By Helene Cooper
The New York Times
SAN JOSE DEL CABO, Mexico
President Barack Obama and other world leaders pronounced themselves united in the effort to increase growth and employment in the global economy Tuesday but appeared to make only modest headway in persuading Chancellor Angela Merkel of Germany to drop her opposition to more government spending to alleviate Europe's debt crisis.
Meeting in an effort to lift the sputtering world economy, the leaders of the Group of 20 countries eschewed specific commitments. Instead, they limited themselves to more generalized promises to invest in public works, overhaul labor markets, and use innovation, education and infrastructure investment to fuel economic growth. A more detailed plan to address Europe's crisis is expected to emerge next week after a European summit meeting in Brussels.

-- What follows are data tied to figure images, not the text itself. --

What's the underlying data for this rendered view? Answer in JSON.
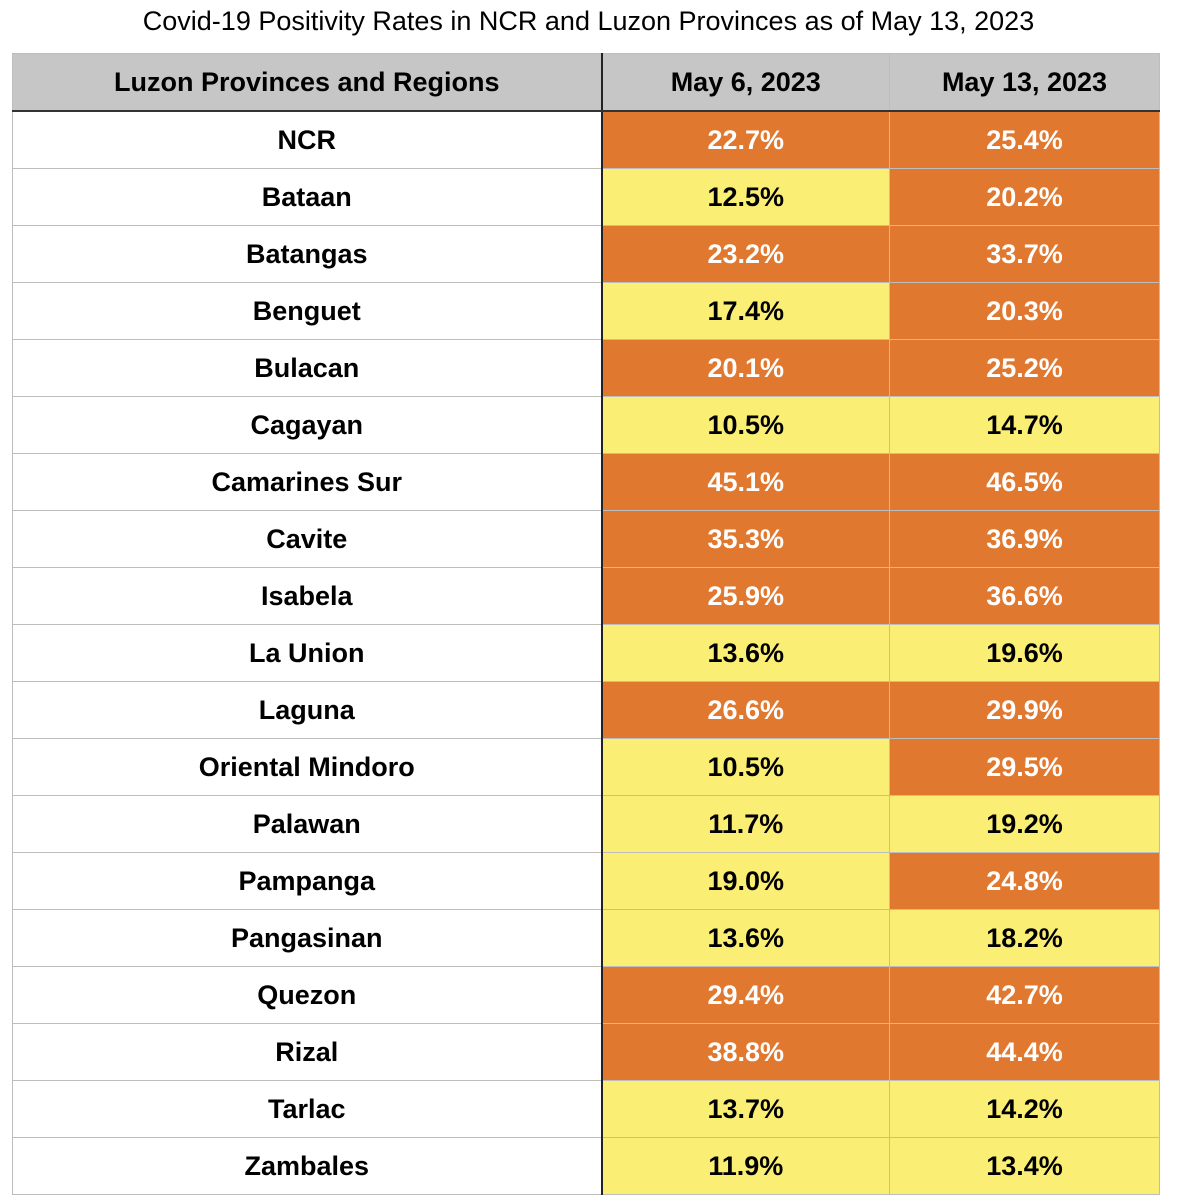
{
  "title": "Covid-19 Positivity Rates in NCR and Luzon Provinces as of May 13, 2023",
  "colors": {
    "high": "#e07830",
    "low": "#fbee74",
    "header": "#c6c6c6"
  },
  "chart_data": {
    "type": "table",
    "title": "Covid-19 Positivity Rates in NCR and Luzon Provinces as of May 13, 2023",
    "columns": [
      "Luzon Provinces and Regions",
      "May 6, 2023",
      "May 13, 2023"
    ],
    "rows": [
      {
        "name": "NCR",
        "may6": "22.7%",
        "may13": "25.4%"
      },
      {
        "name": "Bataan",
        "may6": "12.5%",
        "may13": "20.2%"
      },
      {
        "name": "Batangas",
        "may6": "23.2%",
        "may13": "33.7%"
      },
      {
        "name": "Benguet",
        "may6": "17.4%",
        "may13": "20.3%"
      },
      {
        "name": "Bulacan",
        "may6": "20.1%",
        "may13": "25.2%"
      },
      {
        "name": "Cagayan",
        "may6": "10.5%",
        "may13": "14.7%"
      },
      {
        "name": "Camarines Sur",
        "may6": "45.1%",
        "may13": "46.5%"
      },
      {
        "name": "Cavite",
        "may6": "35.3%",
        "may13": "36.9%"
      },
      {
        "name": "Isabela",
        "may6": "25.9%",
        "may13": "36.6%"
      },
      {
        "name": "La Union",
        "may6": "13.6%",
        "may13": "19.6%"
      },
      {
        "name": "Laguna",
        "may6": "26.6%",
        "may13": "29.9%"
      },
      {
        "name": "Oriental Mindoro",
        "may6": "10.5%",
        "may13": "29.5%"
      },
      {
        "name": "Palawan",
        "may6": "11.7%",
        "may13": "19.2%"
      },
      {
        "name": "Pampanga",
        "may6": "19.0%",
        "may13": "24.8%"
      },
      {
        "name": "Pangasinan",
        "may6": "13.6%",
        "may13": "18.2%"
      },
      {
        "name": "Quezon",
        "may6": "29.4%",
        "may13": "42.7%"
      },
      {
        "name": "Rizal",
        "may6": "38.8%",
        "may13": "44.4%"
      },
      {
        "name": "Tarlac",
        "may6": "13.7%",
        "may13": "14.2%"
      },
      {
        "name": "Zambales",
        "may6": "11.9%",
        "may13": "13.4%"
      }
    ]
  }
}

With his own re-election chances directly tied to the European economic crisis as it drags down growth in the United States, Obama desperately wants Merkel to loosen the reins on spending and the austerity programs that have been imposed on Greece and the other struggling eurozone economies.
The 20 countries represented agreed to take the "necessary actions" to strengthen global growth and restore confidence, and promised that the eurozone countries would work to safeguard the stability of the euro.
The leaders seemed to hint that they had, at least, brought Germany closer to the notion of a more integrated European banking system - like the U.S. FDIC - that would pay to insure deposits in the event of failing institutions.
"We support the intention to consider concrete steps toward a more integrated financial architecture, encompassing banking supervision, resolution and recapitalization, and deposit insurance," the statement said.
Merkel said during a news conference: "From the side of the European Union, we argued unanimously and collectively that we are determined to solve the crisis, and to do it in a mix of fiscal consolidation, growth initiatives, and deepening of European cooperation. That reached very attentive ears here."
But she added pointedly that a significant stimulus program, like the coordinated actions in the wake of the financial crisis, "cannot simply be repeated," and even said that Obama agreed. "The American president said, and we on the European side said, that doesn't work, the debts are too high for that."
That might be an oversimplification of the U.S. position, because Obama administration officials have spent the past year trying to point to the example of the steps that they took, including the stimulus, to jump-start the economy in 2008 and 2009.